Les grandes reprises

- Durée : 1h48mn
- Titre original : Reflections in a golden eye
- D’après le roman de Carson McCullers

Réédité dans sa version voulue par John Huston, Reflets dans un œil d’or, avec Marlon Brando et Elizabeth Taylor, est un cadeau pour cinéphiles. Même s’il manque de nuances et se révèle d’une noirceur assommante.

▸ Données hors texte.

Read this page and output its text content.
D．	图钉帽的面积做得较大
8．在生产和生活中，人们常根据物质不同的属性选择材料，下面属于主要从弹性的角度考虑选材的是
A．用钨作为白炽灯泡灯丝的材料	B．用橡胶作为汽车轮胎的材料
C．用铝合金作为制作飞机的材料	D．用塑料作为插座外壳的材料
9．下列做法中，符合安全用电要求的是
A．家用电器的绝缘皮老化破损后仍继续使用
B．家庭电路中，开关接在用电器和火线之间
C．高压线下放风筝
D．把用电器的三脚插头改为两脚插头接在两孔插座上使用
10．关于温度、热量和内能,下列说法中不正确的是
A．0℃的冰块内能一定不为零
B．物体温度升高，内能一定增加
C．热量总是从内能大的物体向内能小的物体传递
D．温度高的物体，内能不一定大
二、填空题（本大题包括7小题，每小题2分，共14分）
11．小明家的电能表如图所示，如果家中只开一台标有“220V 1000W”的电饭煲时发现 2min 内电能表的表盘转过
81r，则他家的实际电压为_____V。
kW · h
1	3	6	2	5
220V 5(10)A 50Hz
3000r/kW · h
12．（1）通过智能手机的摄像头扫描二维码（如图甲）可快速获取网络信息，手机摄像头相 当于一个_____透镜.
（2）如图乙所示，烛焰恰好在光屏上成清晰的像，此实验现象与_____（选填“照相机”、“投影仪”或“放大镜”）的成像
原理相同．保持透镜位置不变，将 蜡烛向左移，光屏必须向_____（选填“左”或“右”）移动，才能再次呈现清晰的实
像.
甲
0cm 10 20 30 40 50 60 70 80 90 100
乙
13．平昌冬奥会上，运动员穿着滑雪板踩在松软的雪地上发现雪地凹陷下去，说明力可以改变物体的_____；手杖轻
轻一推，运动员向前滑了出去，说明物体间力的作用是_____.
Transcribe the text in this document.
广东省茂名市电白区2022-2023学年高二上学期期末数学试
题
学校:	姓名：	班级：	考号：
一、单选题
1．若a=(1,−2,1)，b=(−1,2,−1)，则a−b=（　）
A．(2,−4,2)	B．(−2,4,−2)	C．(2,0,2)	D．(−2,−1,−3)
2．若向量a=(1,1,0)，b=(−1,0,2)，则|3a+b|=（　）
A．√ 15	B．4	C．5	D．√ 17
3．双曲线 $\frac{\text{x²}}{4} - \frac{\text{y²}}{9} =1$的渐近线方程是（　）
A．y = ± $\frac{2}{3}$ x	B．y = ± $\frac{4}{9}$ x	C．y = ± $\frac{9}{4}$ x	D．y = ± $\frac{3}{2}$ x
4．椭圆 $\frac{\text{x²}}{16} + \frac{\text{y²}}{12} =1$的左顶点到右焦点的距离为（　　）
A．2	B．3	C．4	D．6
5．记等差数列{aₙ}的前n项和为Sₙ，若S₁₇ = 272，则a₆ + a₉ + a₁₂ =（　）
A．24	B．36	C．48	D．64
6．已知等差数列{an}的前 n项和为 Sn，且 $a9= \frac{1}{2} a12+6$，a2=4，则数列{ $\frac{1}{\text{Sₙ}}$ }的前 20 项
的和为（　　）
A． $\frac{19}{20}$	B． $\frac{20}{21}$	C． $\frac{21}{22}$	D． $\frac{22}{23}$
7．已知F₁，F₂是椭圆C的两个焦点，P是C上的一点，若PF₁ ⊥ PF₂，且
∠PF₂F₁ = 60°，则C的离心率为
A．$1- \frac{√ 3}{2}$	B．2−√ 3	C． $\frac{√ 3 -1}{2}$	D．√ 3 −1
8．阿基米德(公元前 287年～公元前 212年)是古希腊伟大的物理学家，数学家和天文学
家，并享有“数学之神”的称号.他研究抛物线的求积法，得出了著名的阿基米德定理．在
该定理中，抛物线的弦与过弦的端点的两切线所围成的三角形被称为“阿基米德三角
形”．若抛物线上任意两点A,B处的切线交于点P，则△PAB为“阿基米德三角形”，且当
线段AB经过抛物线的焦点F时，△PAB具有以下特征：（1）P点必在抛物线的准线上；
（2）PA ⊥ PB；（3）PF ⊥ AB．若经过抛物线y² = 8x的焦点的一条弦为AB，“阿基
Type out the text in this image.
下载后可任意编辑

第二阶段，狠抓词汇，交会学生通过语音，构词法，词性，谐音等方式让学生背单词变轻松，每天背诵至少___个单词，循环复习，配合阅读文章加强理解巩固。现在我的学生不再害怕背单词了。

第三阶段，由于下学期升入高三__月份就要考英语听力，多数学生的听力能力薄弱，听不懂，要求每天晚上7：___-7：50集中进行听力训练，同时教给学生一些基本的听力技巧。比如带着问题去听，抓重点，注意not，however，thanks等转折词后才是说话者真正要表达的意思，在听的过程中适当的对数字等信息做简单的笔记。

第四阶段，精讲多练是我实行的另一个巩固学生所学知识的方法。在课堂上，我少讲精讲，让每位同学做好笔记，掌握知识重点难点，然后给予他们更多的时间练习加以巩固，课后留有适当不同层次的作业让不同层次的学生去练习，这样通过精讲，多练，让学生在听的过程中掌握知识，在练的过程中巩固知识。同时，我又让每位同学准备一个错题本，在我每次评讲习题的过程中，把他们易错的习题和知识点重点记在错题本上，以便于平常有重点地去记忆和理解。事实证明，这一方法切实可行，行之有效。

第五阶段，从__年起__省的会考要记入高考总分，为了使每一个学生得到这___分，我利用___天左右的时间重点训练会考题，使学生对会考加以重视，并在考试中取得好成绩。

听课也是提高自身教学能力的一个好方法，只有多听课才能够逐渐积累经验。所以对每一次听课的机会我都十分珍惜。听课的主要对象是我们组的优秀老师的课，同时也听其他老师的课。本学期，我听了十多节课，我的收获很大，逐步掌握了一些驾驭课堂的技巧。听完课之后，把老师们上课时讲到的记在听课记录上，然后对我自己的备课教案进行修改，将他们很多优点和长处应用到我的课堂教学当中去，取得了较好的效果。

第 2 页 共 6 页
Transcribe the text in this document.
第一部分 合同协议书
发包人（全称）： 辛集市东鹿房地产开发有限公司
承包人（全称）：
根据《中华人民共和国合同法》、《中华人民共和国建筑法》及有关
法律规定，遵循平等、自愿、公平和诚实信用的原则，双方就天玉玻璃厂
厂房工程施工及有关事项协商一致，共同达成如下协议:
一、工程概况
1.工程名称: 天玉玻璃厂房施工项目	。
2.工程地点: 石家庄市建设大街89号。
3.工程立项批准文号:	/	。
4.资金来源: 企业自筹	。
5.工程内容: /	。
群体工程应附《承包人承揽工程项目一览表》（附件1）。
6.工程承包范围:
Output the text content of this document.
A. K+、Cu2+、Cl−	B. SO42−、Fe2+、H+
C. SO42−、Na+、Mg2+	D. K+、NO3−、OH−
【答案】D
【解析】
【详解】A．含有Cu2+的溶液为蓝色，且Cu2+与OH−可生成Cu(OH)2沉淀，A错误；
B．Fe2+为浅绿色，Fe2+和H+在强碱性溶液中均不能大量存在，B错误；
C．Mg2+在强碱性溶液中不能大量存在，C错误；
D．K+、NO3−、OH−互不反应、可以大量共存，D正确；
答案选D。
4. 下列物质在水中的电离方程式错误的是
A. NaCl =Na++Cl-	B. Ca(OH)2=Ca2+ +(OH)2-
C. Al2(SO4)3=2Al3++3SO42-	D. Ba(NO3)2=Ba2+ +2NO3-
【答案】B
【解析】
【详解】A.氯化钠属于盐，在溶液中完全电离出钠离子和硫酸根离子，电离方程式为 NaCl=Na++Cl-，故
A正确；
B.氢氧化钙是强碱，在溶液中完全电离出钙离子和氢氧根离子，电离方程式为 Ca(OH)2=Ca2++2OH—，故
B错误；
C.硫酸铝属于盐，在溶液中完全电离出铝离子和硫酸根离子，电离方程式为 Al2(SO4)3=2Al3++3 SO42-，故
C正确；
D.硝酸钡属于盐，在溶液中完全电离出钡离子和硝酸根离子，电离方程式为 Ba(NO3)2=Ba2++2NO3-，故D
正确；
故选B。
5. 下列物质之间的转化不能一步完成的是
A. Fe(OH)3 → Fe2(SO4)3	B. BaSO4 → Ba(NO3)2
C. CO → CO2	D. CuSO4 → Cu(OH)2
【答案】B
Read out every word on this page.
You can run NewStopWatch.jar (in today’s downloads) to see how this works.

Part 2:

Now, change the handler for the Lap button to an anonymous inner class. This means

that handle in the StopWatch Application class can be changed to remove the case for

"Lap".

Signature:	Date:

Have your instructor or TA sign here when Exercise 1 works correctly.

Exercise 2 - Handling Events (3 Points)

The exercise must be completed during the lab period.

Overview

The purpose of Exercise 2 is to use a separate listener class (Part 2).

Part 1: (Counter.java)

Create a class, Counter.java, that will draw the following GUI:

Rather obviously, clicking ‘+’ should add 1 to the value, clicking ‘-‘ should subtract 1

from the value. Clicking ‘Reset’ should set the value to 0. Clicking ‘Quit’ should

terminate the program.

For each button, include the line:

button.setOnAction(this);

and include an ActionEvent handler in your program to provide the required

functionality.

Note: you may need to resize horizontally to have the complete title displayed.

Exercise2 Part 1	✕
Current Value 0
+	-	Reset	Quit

Trente-cinq après sa sortie, Reflets dans un œil d’or fait son retour sur les écrans. En version dorée, s’il vous-plaît ! Dorée ? Petit rappel. Lorsqu’il boucle le tournage en technicolor du roman de Carson McCullers, John Huston se rend compte qu’il aurait dû rester fidèle au titre : le film doit se voir à travers un oeil d’or. Sans aucune couleur vive. A coups de sépia et de désaturation, il revoit sa copie, qu’il sort dans ses deux versions. Mais la dorée s’attire la colère du public et des producteurs, qui la retirent du circuit et en détruisent tous les exemplaires. Sauf un, qui, dans les années 80, est exploité à nouveau à Paris, à l’Action République, avant d’être brûlé à son tour, trop endommagé pour être réexploité. Par le hasard des rencontres, les responsables des cinémas Action croisent à nouveau les Reflets, qu’ils proposent à la Warner de rééditer. Ce qu’ils ont donc fait, après deux ans de retouches et avec l’aide des cinéphiles Patrick Brion et Michel Ciment. Fin de la parenthèse. Ouverture du film.

"Il y a un fort dans le Sud où, il y a quelques années, un meurtre a été commis." Le ton est donné d’emblée. Et le doute surgit très vite : le meurtre a-t-il déjà au lieu ou va-t-il se dérouler sous nos yeux ? Les deux, mon colonel. Car dans cette histoire sur fond de caserne où se mêlent les tristes destins de six personnages en quête d’amour, de passion et d’authenticité, la mort est partout. Perte d’un enfant, fin de l’amour, deuil des illusions, rien ne brille dans Reflets dans un oeil d’or. Tout n’est que blessure béante et quelqu’un doit payer pour un crime qui n’existe pas.

Difficile de ressentir autre chose que de la pitié envers cette collection de loosers et de dérangés. Huston ne nous offre aucune autre porte d’entrée, nous tenant à distance de ce monde aux couleurs ternes où les clichés et le pathos ne manquent pas (officier viril à l’homosexualité refoulée, mère pleurant la mort de sa fille en se coupant le bout des seins, ...), qu’il filme en variant sans cesse les types de plan. On délaisse alors cette histoire à la noirceur manquant de nuances pour se concentrer sur la maîtrise technique du réalisateur et sur le jeu des acteurs. En couple usé, Elizabeth Taylor et Marlon Brando s’affrontent dans un duel sans merci, toutes griffes et seins dehors pour la première, droiture, front plissé et biceps déjà vieillissant pour l’autre. Victime désignée, Robert Foster est, lui, inquiétant en soldat voyeur et silencieux.

Faire revivre Reflets dans un œil d’or : le cadeau en lui-même est si beau qu’il méritait d’être ouvert. Car un John Huston, même en deçà de L’Homme qui voulut être roi, des Misfits ou du Faucon maltais, reste un grand film.